Le colosse de Rhodes histoire

Le colosse de Rhodes histoire : ce colosse est le reflet de la puissance d'une grande cité antique du Dodécanèse, mais aussi du talent de son concepteur et de la persévérance des ouvriers. Haute de 32 mètres et réalisées en de multiples plaques de bronze, elle disparaît lors d'un tremblement de terre mais demeure l'une des sept merveilles du monde...

Le port de Rhodes, installé sur l'île qui porte le même nom, est sans doute fondé en 408 av JC. D'abord simple port de pêche, il s'impose vite comme le comptoir obligé du trafic commercial dans le Dodécanèse. Enrichie par ce commerce, la ville se constitue peu à peu un trésor artistique en matière de temples mais surtout de statues. Selon Pline, la ville s’enorgueillit de posséder 3000 statues en marbre, en pierre ou en bronze. Cette matière constituée d'un alliage de cuivre et d'étain est utilisée depuis le IIIème millénaire en Europe et dans le bassin Méditerranéen. Rhodes est bien située pour recevoir directement le cuivre extrait des mines de Chypre et le travaille dans des fours spécialisés qui s'ouvrent dans divers endroits de l'île.

La position centrale de Rhodes est sans doute un atout mais aussi un inconvénient. La ville et l'île toute entière deviennent très vite une proie pour les envahisseurs, ce qui explique qu'une enceinte de 15 km de long est construite derrière la ville, pour forcer les assaillants à la contourner pour l'attaquer. Mais dans la pensée des Rhodiens, il ne suffit pas seulement de se défendre, il faut aussi surveiller et voir de tout côté. C'est pourquoi sans doute, vouent-il un culte particulier pour le dieu Hélios, dieu du soleil et de la lumière, garant des serments et du don de la vue, chargé d'aider les Rhodiens a repérer les ennemis de loin.

Au cours du IVe siècle, la ville subit deux sièges longs et douloureux, si bien qu'en 309 av JC, après avoir repoussé le général macédonien Démetrios Poliorcète, dit "le preneur de ville", les Rhodiens décide d'élaborer une immense statue de leur dieu, pour le remercier de les avoir sauvé de ce redoutable champion du siège militaire.

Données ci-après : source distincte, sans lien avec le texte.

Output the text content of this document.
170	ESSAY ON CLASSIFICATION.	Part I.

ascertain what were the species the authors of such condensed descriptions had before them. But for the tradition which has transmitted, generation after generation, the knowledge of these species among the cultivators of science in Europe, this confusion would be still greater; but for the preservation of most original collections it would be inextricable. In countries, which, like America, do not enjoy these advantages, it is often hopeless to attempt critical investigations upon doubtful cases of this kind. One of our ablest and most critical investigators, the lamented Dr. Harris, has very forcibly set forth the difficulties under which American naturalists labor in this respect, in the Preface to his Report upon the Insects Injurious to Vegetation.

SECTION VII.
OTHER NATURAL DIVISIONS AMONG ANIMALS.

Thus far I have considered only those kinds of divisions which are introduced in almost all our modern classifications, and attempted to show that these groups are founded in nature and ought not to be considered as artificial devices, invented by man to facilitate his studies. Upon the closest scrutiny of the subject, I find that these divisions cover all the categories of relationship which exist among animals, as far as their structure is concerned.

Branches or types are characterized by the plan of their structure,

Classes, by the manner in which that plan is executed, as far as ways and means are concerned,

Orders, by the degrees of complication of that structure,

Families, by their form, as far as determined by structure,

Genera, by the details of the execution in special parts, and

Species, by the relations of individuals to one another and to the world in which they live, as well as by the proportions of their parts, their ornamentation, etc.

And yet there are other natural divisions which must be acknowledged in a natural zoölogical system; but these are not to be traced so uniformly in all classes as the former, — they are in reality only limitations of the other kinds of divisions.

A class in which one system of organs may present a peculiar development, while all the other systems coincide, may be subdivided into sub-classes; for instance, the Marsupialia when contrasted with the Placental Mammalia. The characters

Ce dernier s'étant enfui en laissant l'immense matériel militaire de ses 40 000 soldats, offrit sans le savoir, la possibilité à ses ennemis de se payer un véritable trésor dont la vente aurait permis le financement de l’œuvre.

Selon Strabon, la statue exécutée par Charès de Lindos mesurait 70 coudées soit environ 32 mètres de haut. L'auteur aurait réalisé des modèles réduits pour s'assurer de la fiabilité.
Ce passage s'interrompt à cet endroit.